Ponto para o pensamento de que a universidade é um lugar aberto ao debate e ao diálogo. “Não se trata de sufocar qualquer matriz de pensamento, mas de saber que não se afirma pensamentos pelo grito”.

João Carlos Salles, ressalte-se, não vê um cenário otimista à frente. “Muitos danos já foram feitos, talvez boa parte irreversível, quanto a uma economia social”. Entretanto, o que pensa é que há que se “manter a luta na universidade para que não se deixe que os cristais se quebrem”.

Cabe assim neste momento, na visão do reitor, que ela seja um lugar de resistência a qualquer autoritarismo, “até porque o discurso autoritário costuma ter o formato de um argumento contra o homem, e tenta retirar o direito de quem enuncia seus próprios interesses”. Pensar de forma progressista é saber até mesmo que certos interesses estão presentes nos enunciados que se faz. “Não cabe ocultar interesses nem destruir pessoas a partir do lugar do qual elas falam”, insiste.

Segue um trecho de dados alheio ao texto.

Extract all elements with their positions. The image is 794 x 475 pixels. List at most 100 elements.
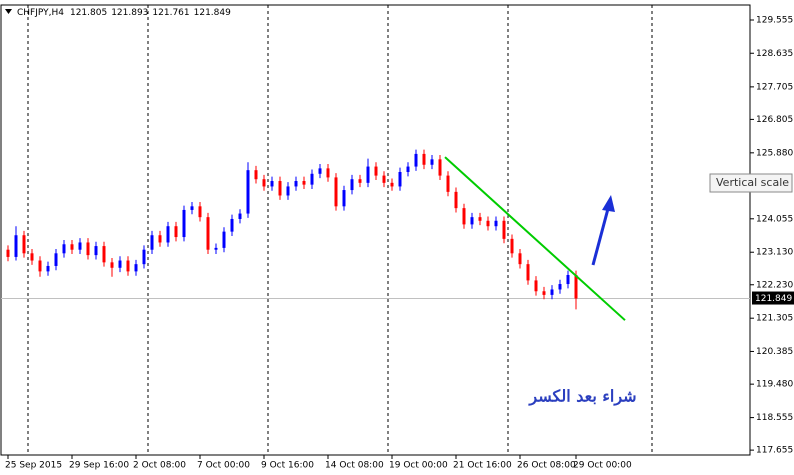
candle-body [358,179,362,183]
high: 121.893 [111,8,148,18]
y-tick-label: 125.880 [756,148,793,158]
candle-body [126,260,130,272]
candle-body [70,244,74,250]
tooltip-box [709,173,793,193]
candle-body [102,246,106,263]
candle-body [214,247,218,250]
tooltip: Vertical scale [716,176,789,189]
arrow [591,204,611,266]
candle-body [110,262,114,268]
candle-body [190,206,194,210]
candle-body [566,275,570,285]
candle-body [150,235,154,250]
candle-body [534,280,538,292]
candle-body [526,264,530,281]
candle-body [518,253,522,265]
candle-body [446,175,450,192]
symbol: CHFJPY,H4 [17,8,64,18]
candle-body [510,238,514,254]
y-tick-label: 121.305 [756,314,793,324]
candle-body [166,226,170,243]
y-tick-label: 124.055 [756,214,793,224]
candle-body [174,226,178,238]
candle-body [86,242,90,256]
candle-body [374,166,378,176]
candle-body [94,246,98,256]
candle-body [262,179,266,187]
candle-body [494,220,498,227]
candle-body [142,249,146,265]
marks: 129.555 128.635 127.705 126.805 125.880 124.0… [1,5,794,471]
candle-body [478,217,482,221]
y-tick-label: 118.555 [756,413,793,423]
candle-body [486,220,490,227]
candle-body [54,253,58,266]
candle-body [318,168,322,174]
candle-body [134,264,138,272]
x-tick-label: 29 Sep 16:00 [69,461,129,471]
arrow-head [602,195,615,212]
x-tick-label: 29 Oct 00:00 [573,461,632,471]
candle-body [254,170,258,180]
open: 121.805 [70,8,107,18]
candle-body [246,170,250,214]
candle-body [230,218,234,232]
trendline [444,156,626,321]
candle-body [334,177,338,207]
y-tick-label: 129.555 [756,16,793,26]
candle-body [390,182,394,187]
chart-header: CHFJPY,H4 121.805 121.893 121.761 121.849 [17,8,231,18]
candle-body [438,159,442,176]
candle-body [78,242,82,250]
x-tick-label: 21 Oct 16:00 [453,461,512,471]
candle-body [382,175,386,183]
x-tick-label: 26 Oct 08:00 [517,461,576,471]
candle-body [502,220,506,239]
y-tick-label: 128.635 [756,49,793,59]
candle-body [294,181,298,187]
candle-body [558,284,562,290]
plot-frame [0,4,751,456]
candle-body [206,217,210,250]
candle-body [454,191,458,209]
candle-body [62,244,66,254]
x-tick-label: 25 Sep 2015 [5,461,62,471]
candle-body [30,253,34,261]
candle-body [350,179,354,191]
y-tick-label: 126.805 [756,115,793,125]
candle-body [342,190,346,207]
x-tick-label: 2 Oct 08:00 [133,461,186,471]
candle-body [46,265,50,272]
x-tick-label: 9 Oct 16:00 [261,461,314,471]
y-tick-label: 119.480 [756,380,793,390]
candle-body [574,275,578,299]
candle-body [366,166,370,183]
candle-body [414,153,418,167]
y-tick-label: 120.385 [756,347,793,357]
candle-body [302,181,306,185]
candle-body [430,159,434,165]
candle-body [406,166,410,172]
x-tick-label: 14 Oct 08:00 [325,461,384,471]
candle-body [462,208,466,225]
candle-body [286,186,290,196]
close: 121.849 [194,8,231,18]
y-tick-label: 123.130 [756,248,793,258]
candle-body [38,260,42,272]
candle-body [542,291,546,295]
candle-body [326,168,330,178]
candle-body [182,209,186,238]
candle-body [222,231,226,248]
x-tick-label: 7 Oct 00:00 [197,461,250,471]
candle-body [278,181,282,196]
candle-body [198,206,202,218]
menu-triangle[interactable] [5,9,12,14]
candle-body [118,260,122,268]
candle-body [270,181,274,187]
x-tick-label: 19 Oct 00:00 [389,461,448,471]
candle-body [6,249,10,257]
low: 121.761 [152,8,189,18]
candle-body [158,235,162,243]
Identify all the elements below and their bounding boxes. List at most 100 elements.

Quando denuncia o interesse alheio nos enunciados, o autoritarismo toma a sua posição como fora do jogo, como se tivesse o direito divino a seus enunciados e interesses porque tem mais poder ou mais saber. “Há uma elite que não é de saber, mas de poder, e que historicamente cindiu a sociedade brasileira entre possuidores e despossuídos”

João Carlos Salles observa que em certa medida nos governos anteriores foi ocorrendo um relativo empoderamento de classes ainda desguarnecidas no espaço político. E com muita força e violência, num processo de desqualificação brutal, tenta-se negar o direito a esse espaço da rua e da palavra aos movimentos sociais, estudantis, de professores, etc.,

Mas o pensamento progressista tem que fazer, segundo o reitor João Carlos Salles, a defesa das condições de enunciação, a explicitação de interesses, e a defesa de interesses para a construção de uma sociedade mais democrática em seu sentido mais radical.

Nessa toada, nos dias 6, 7 e 8 de abril, a UFBA vai produzir o seminário “Crise e Democracia”, com convidados de peso e transmissão direta pela Tevê Educativa do estado da Bahia.